A escolha de Pina Moura para presidir à Media Capital, a convite da Prisa, é uma das mais preocupantes notícias dos últimos tempos. Ao pé disto, a telenovela em redor da licenciatura de José Sócrates é apenas programação infantil. O ex-ministro do defunto Governo do pio Guterres, conhecido como o "cardeal" pela forma como se movia nos corredores do poder, e que pouco depois de ter saído do Executivo saltou para a liderança de uma das empresas que mais favoreceu enquanto governante – a espanhola Iberdrola –, vai agora tomar conta da televisão mais vista do País. Tenham medo. Muito medo.

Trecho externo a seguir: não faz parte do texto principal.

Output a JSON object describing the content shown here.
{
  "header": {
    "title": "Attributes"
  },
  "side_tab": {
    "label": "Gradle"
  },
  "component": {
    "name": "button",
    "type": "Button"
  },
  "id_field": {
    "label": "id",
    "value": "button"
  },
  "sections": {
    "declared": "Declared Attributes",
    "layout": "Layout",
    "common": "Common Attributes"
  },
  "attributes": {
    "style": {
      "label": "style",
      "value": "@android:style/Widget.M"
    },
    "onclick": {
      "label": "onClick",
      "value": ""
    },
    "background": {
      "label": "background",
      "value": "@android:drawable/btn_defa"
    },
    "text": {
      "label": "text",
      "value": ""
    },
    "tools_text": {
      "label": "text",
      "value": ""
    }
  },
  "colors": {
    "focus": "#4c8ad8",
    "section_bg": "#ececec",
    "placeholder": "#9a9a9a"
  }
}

Porque uma coisa é ser cardeal de corredores. Outra é ter à sua disposição uma igreja para pregar, frequentada por milhões – sobretudo quando a missa que nos quer oferecer não interessa nem ao menino Jesus. E é tal o seu desplante, que até foi para o Expresso admitir que «o convite tem um pressuposto ideológico». Já se desconfiava, pois não são conhecidas a Pina Moura competências técnicas para gerir uma empresa de media. Aliás, como ele próprio admitiu, mal conhece o canal que se prepara para liderar.
Poder-se-ia supor – hipótese académica colocada pela mais ingénua das almas – que a nomeação de Pina Moura se devia à sua finíssima inteligência. Mas até nisso a entrevista ao Expresso é mortal: ninguém razoavelmente inteligente admitiria a existência de um «pressuposto ideológico», coisa honesta mas muito burra. Quando se fala em «pressuposto ideológico» – ou seja, na escolha de um homem do PS para liderar a TVI –, das duas, uma: ou a Prisa quer levar o mais belo socialismo para a estação, distribuindo os lucros pelos trabalhadores e nunca mais explorando os estagiários; ou então quer doutrinar a redacção sobre as maravilhas do Governo socialista. E eu aposto que a exploração dos estagiários vai continuar.
Amiguinho da Prisa e da Iberdrola, amado por Sócrates e pelos espanhóis, Pina Moura quer armar-se no nosso novo Miguel de Vasconcelos. Tal como o outro, defenestrá-lo seria fazer um enorme serviço à pátria.